Artigo 215.ºPrazos de duração máxima da prisão preventiva

Pertence ao Código de Processo Penal (DL n.º 78/87, de 17 de Fevereiro)

Resumo em linguagem claraGerado por IA · revisto contra texto oficial

Este artigo estabelece os prazos máximos durante os quais uma pessoa pode permanecer em prisão preventiva enquanto aguarda julgamento. A prisão preventiva é uma medida de coação aplicada antes da condenação. Os prazos variam conforme a fase processual: 4 meses se não houver acusação, 8 meses se houver instrução, 1 ano e 2 meses até condenação em primeira instância, e 1 ano e 6 meses até condenação definitiva. Para crimes mais graves (terrorismo, criminalidade violenta, organizada, ou crimes específicos como corrupção ou branqueamento), estes prazos duplicam aproximadamente. Em casos de complexidade excepcional devidamente declarada, os prazos podem aumentar significativamente. Se o processo for suspenso por questão prejudicial ou recurso constitucional, acrescentam-se 6 meses. O objetivo é proteger o direito à liberdade, evitando prisões preventivas indefinidas.

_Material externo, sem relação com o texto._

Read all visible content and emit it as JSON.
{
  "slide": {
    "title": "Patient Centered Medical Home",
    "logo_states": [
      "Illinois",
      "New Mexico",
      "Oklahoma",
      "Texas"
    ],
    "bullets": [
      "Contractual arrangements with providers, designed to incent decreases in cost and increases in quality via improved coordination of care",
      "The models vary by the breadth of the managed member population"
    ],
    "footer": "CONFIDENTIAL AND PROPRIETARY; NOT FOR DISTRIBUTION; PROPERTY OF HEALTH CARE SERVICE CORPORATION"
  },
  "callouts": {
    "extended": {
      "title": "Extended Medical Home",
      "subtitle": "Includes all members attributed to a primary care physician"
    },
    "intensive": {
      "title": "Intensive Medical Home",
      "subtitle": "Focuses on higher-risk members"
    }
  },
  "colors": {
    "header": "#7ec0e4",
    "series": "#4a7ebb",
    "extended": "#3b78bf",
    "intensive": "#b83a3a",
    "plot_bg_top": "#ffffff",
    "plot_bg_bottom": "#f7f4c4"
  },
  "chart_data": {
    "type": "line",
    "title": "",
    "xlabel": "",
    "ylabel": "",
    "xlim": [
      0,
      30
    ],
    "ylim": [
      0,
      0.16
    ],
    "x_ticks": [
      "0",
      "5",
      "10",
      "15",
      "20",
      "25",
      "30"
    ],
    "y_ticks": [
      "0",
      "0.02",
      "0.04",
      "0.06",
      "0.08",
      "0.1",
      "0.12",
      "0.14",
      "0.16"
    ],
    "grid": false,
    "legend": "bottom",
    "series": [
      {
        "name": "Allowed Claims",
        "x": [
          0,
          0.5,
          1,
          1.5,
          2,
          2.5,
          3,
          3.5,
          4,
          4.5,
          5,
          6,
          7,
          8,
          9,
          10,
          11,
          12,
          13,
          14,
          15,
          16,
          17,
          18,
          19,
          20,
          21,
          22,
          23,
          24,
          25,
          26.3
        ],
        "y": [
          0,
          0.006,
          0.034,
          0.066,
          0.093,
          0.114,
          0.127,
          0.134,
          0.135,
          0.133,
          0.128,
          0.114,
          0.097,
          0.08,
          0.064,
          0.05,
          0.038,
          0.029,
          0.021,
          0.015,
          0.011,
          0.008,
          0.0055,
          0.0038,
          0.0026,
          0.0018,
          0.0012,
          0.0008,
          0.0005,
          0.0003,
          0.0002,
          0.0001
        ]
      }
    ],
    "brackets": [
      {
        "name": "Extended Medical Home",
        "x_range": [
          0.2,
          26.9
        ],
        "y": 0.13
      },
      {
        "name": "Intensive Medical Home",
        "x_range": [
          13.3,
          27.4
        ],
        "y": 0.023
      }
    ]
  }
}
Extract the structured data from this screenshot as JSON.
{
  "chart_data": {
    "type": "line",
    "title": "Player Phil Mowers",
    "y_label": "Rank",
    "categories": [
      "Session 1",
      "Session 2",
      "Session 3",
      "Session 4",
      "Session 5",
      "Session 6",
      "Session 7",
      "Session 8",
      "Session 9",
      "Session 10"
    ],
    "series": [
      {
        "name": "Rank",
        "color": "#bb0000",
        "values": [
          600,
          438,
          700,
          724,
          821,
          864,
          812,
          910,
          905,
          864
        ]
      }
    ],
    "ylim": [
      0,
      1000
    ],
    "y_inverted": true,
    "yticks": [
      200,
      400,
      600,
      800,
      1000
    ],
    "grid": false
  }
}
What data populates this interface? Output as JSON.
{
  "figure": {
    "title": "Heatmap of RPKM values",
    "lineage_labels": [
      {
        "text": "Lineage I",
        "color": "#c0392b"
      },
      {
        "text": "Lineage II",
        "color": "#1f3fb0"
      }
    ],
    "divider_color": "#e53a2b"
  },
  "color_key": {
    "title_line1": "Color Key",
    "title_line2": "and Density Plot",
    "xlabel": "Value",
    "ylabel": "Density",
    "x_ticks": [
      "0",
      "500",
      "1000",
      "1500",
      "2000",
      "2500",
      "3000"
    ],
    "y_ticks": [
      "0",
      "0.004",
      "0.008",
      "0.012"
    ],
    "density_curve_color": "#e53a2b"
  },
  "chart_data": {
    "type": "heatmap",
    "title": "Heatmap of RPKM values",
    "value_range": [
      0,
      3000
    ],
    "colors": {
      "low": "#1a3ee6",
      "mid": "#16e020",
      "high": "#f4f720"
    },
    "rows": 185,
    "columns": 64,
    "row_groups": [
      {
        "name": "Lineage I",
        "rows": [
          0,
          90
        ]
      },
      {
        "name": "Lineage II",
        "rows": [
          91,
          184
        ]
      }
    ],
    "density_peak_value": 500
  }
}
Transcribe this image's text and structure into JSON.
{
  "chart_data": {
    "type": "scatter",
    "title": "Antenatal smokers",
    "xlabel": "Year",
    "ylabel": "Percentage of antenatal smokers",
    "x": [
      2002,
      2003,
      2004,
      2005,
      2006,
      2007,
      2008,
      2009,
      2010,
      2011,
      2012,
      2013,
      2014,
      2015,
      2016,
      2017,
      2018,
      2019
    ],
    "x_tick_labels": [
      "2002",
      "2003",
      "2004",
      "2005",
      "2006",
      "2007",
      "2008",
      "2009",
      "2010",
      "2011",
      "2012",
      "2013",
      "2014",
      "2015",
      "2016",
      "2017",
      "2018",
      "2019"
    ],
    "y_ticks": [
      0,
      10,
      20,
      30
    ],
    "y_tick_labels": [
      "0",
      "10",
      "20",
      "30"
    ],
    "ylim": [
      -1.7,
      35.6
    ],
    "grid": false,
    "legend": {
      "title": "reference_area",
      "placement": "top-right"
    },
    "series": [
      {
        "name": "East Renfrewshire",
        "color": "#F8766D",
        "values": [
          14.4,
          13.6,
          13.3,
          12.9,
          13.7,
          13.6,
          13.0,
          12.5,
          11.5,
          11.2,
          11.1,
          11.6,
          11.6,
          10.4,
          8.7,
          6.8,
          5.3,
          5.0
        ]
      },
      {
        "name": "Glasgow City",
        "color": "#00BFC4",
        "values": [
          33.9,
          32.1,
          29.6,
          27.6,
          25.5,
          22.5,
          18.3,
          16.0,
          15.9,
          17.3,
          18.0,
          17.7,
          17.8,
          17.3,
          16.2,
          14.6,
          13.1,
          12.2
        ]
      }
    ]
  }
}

Quando se aplica — exemplos práticos

Caso de crime comum sem acusação

Um suspeito é detido por roubo. Após 4 meses em prisão preventiva, o Ministério Público ainda não apresentou acusação. A prisão preventiva extingue-se automaticamente e o arguido é libertado, salvo se o tribunal decidir aplicar outra medida de coação.

Crime de corrupção com complexidade excepcional

Um autarca é preso preventivamente por corrupção envolvendo múltiplos arguidos e ofendidos. O tribunal declara excepcional complexidade. Os prazos máximos aumentam significativamente: em vez de 1 ano e 2 meses, o arguido pode permanecer preso até 2 anos e 6 meses aguardando condenação.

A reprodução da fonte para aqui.